A droite, Xavier Bertrand fait le premier pas vers une réconciliation intéressée

Le président des Hauts-de-France se rapproche de ses anciens camarades de LR, dont il avait quitté les rangs en 2017. L’ancien ministre se prépare à la présidentielle de 2022, avec les régionales comme tremplin.
Xavier Bertrand, avec Eric Woerth, lors de l’université d’été de LR, au Touquet, en août 2017. (Photo Albert Facelly)
publié le 12 février 2020 à 21h06

La vidéo a déclenché, mercredi, les applaudissements des députés Les Républicains. Sur l'écran, le patron du groupe LR à l'Assemblée, Damien Abad, et, c'est moins courant, le président de la région Hauts-de-France, Xavier Bertrand. Le premier, dit le second, a «mille fois raison» d'organiser un colloque sur la réforme des retraites. Les idées de la droite sur le sujet, poursuit Bertrand, sont «claires et courageuses». Elle serait d'ailleurs «la seule à faire des propositions hyper concrètes». L'élu picard s'engage à s'intéresser «beaucoup» aux travaux de ses anciens camarades. Autrefois, la scène aurait passé pour banale. Elle donne aujourd'hui à spéculer sur les relations entre Bertrand et le parti qu'il a quitté fin 2017, dénonçant alors sa «dérive» sous la présidence de Laurent Wauquiez.
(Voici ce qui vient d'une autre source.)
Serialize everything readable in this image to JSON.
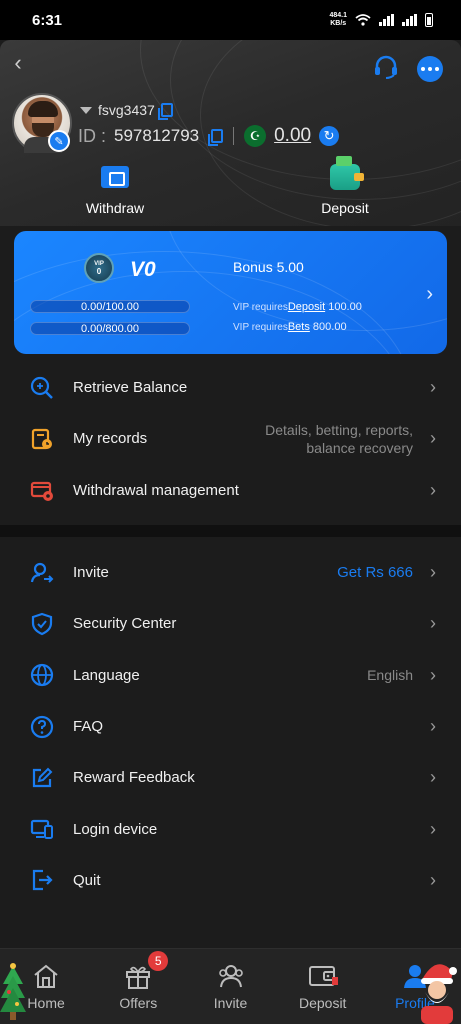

«J'ai été élu [à la tête des députés] parce que je n'appartiens à aucun clan, poursuit Abad, resté en bons termes avec l'ancien ministre du Travail. Donc je souhaite que notre groupe soit ouvert à toutes les personnalités, que ce soit [Xavier] Bertrand, [Valérie] Pécresse, [Laurent] Wauquiez ou [François] Baroin.» Tous sont réputés présidentiables. Bertrand et Pécresse en particulier, qui se cachent à peine d'envisager une candidature en 2022. L'intervention vidéo du président de région survient deux semaines après son apparition aux côtés du vice-président de LR, Guillaume Peltier, dans une réunion publique organisée par ce dernier à Saint-Quentin (Aisne). Certains chez LR s'en persuadent : Xavier Bertrand le désencarté redécouvrirait les vertus d'un parti dont il sollicitera bientôt la bienveillance… et les électeurs. «La bonne nouvelle, c'est que nous sommes redevenus désirables, sourit un député LR. Ça nous avait un peu passés jusqu'ici.»

Galop d’essai

Pour Bertrand, les termes de l'équation ont changé. Procureur de la ligne populiste-identitaire de Wauquiez, il a ces derniers temps, reconnaît-il, «moins à râler» sur les accents «droite sociale» de la nouvelle direction de LR, menée par Christian Jacob. Mais il n'ignore pas non plus que cette équipe est réputée travailler à la candidature présidentielle du populaire François Baroin. Surtout, estime un cadre LR, Bertrand «a suffisamment de lucidité pour voir que sa région est menacée l'année prochaine [aux régionales de 2021, ndlr]. Il a donc intérêt à ne pas injurier l'avenir en se coupant du parti. Car même s'il représente quelque chose, il n'est pas spécialement apprécié en interne».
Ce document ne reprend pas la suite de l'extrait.